Thought I'd share these 2, not as bearing a great deal of novelty, but because the choice of words makes them appear as unequivocal. (I'm always on the hunt for economical and inspired choice of words).
I've come to think that most of the times when we put the other one first we realize what we're doing, but we fail to see if it's not reciprocated. Sometimes when you're very much in love the most difficult part is just that, to realize, if so, that you are an option, not a priority.
For those of you who've come across that situation, please share a moment when you felt that difference.
You're absolutely right. If a man is not there for you when you're down then he does not get to enjoy the best of you either. But the same of course could be said about a woman, a friend, a relative, etc., etc. It's the rare person who not only shows up in the down times, but sticks and sticks and will go down with the proverbial ship. That's friendship, that's love, that's family. But let's face it, most people are a lot better at taking than giving. Call it human nature.
I like that crossing. Im going to add it to a couple I have on the fridge. Im getting out of bad marriage and have been dating, so I like to have these words of wisdom around to remind me not to make the same mistakes in future relationships.
You're absolutely right. If a man is not there for you when you're down then he does not get to enjoy the best of you either. But the same of course could be said about a woman, a friend, a relative, etc., etc. It's the rare person who not only shows up in the down times, but sticks and sticks and will go down with the proverbial ship. That's friendship, that's love, that's family. But let's face it, most people are a lot better at taking than giving. Call it human nature.
I think my mom used to talk about the real friends who will stick with you through thick and thin, and the other kind, the fairweather ones.
The guy I dated before my now husband, wanted to be around only in the good times....
I went thru a period where, I was working non-stop, my grandmother was ill and it was up to me to help take care of her, my uncle had died and I was also helping to clear out his house...basically, it was a very trying time.
I was extremely stressed one night and tried to vent to him a bit....his response was to call him when I got my life straightened out!
Well, I just ended an 8 month relationship with someone in November because he wasn't there for me when I was 'down'. I lost my ATM card, someone found it and decided to go have some fun! Wiped out my entire bank account. I had ZERO dollars to my name. He acted as if he didn't have a care in the world. Didn't ask if I needed anything or NATHIN'. Only thing he said was "that's messed up". Had to give dude the deuces after that... You never really know who is in your corner until a crisis hits.
If a man is not there for you at your worst, he does not deserve to see you at your best.
The only exception I would make to this is if your worst hurts him.

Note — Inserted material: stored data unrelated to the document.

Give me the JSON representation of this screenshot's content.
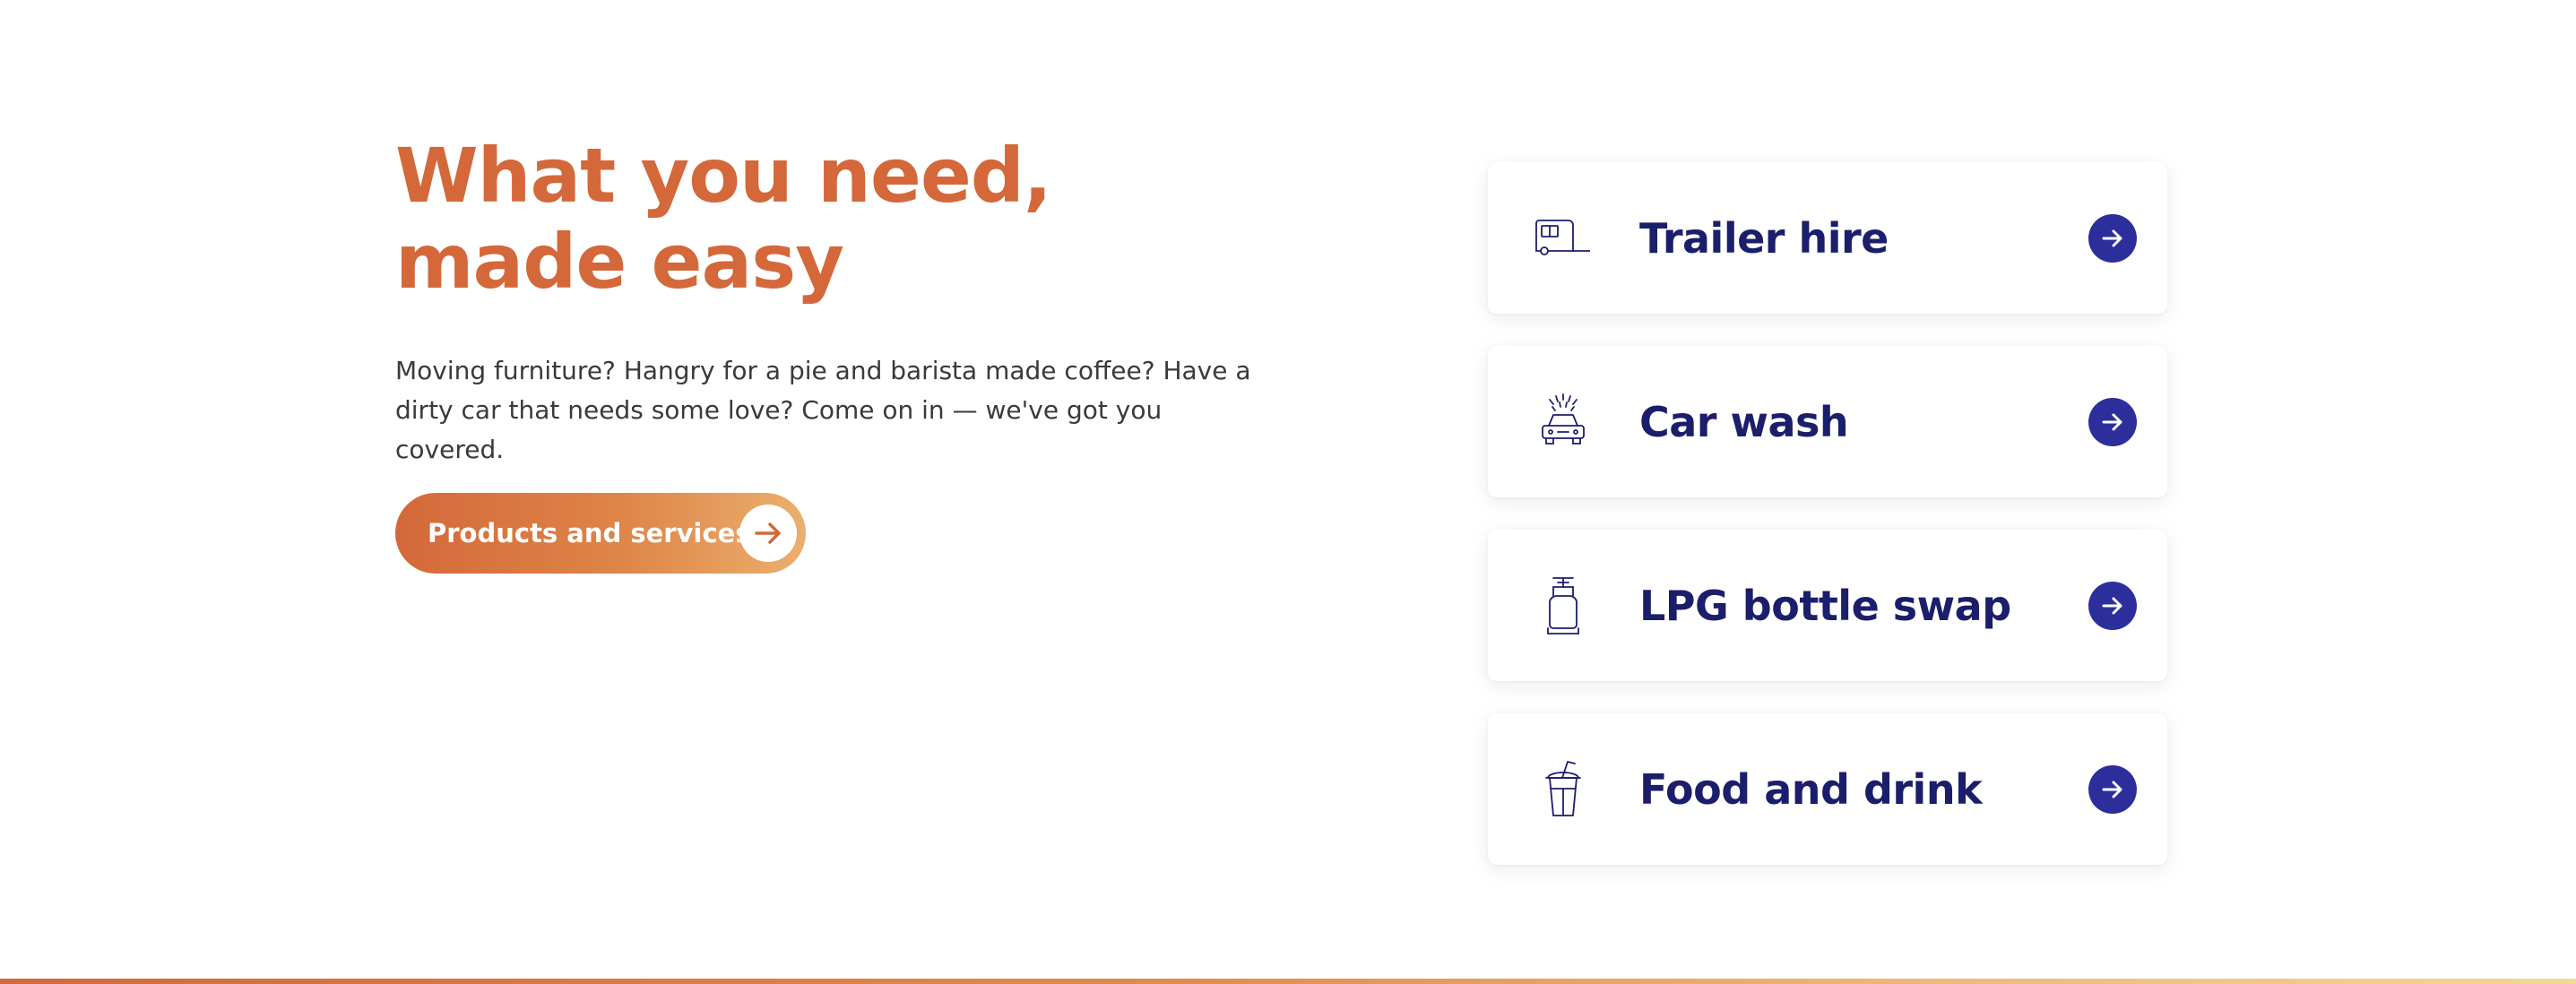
{
  "hero": {
    "title": "What you need, made easy",
    "description": "Moving furniture? Hangry for a pie and barista made coffee? Have a dirty car that needs some love? Come on in — we've got you covered.",
    "cta_label": "Products and services"
  },
  "services": [
    {
      "label": "Trailer hire",
      "icon": "trailer-icon"
    },
    {
      "label": "Car wash",
      "icon": "car-wash-icon"
    },
    {
      "label": "LPG bottle swap",
      "icon": "gas-bottle-icon"
    },
    {
      "label": "Food and drink",
      "icon": "drink-cup-icon"
    }
  ],
  "colors": {
    "accent_orange": "#D4683A",
    "navy": "#1B1E6B",
    "arrow_blue": "#2C2F9B"
  }
}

Suppose you cheat on him or lie to him or just treat him like dirt. If he's not there for you during those times, does that mean he doesn't deserve you? Sounds like he's better off without you.
Don't make someone a priority who only makes you an option.
This one I definitely agree with. Too many people take the other person for granted, always assuming that person will be there in case things don't work out with someone else. I've experienced this firsthand and it's a lousy feeling. Sometimes you realize it immediately. Other times you don't see it until it's far too late. Love can blind you to what other people think is obvious, which is why you need to periodically turn to people who can be more objective. If your friends think your partner is neglecting you, they'll make sure to tell you.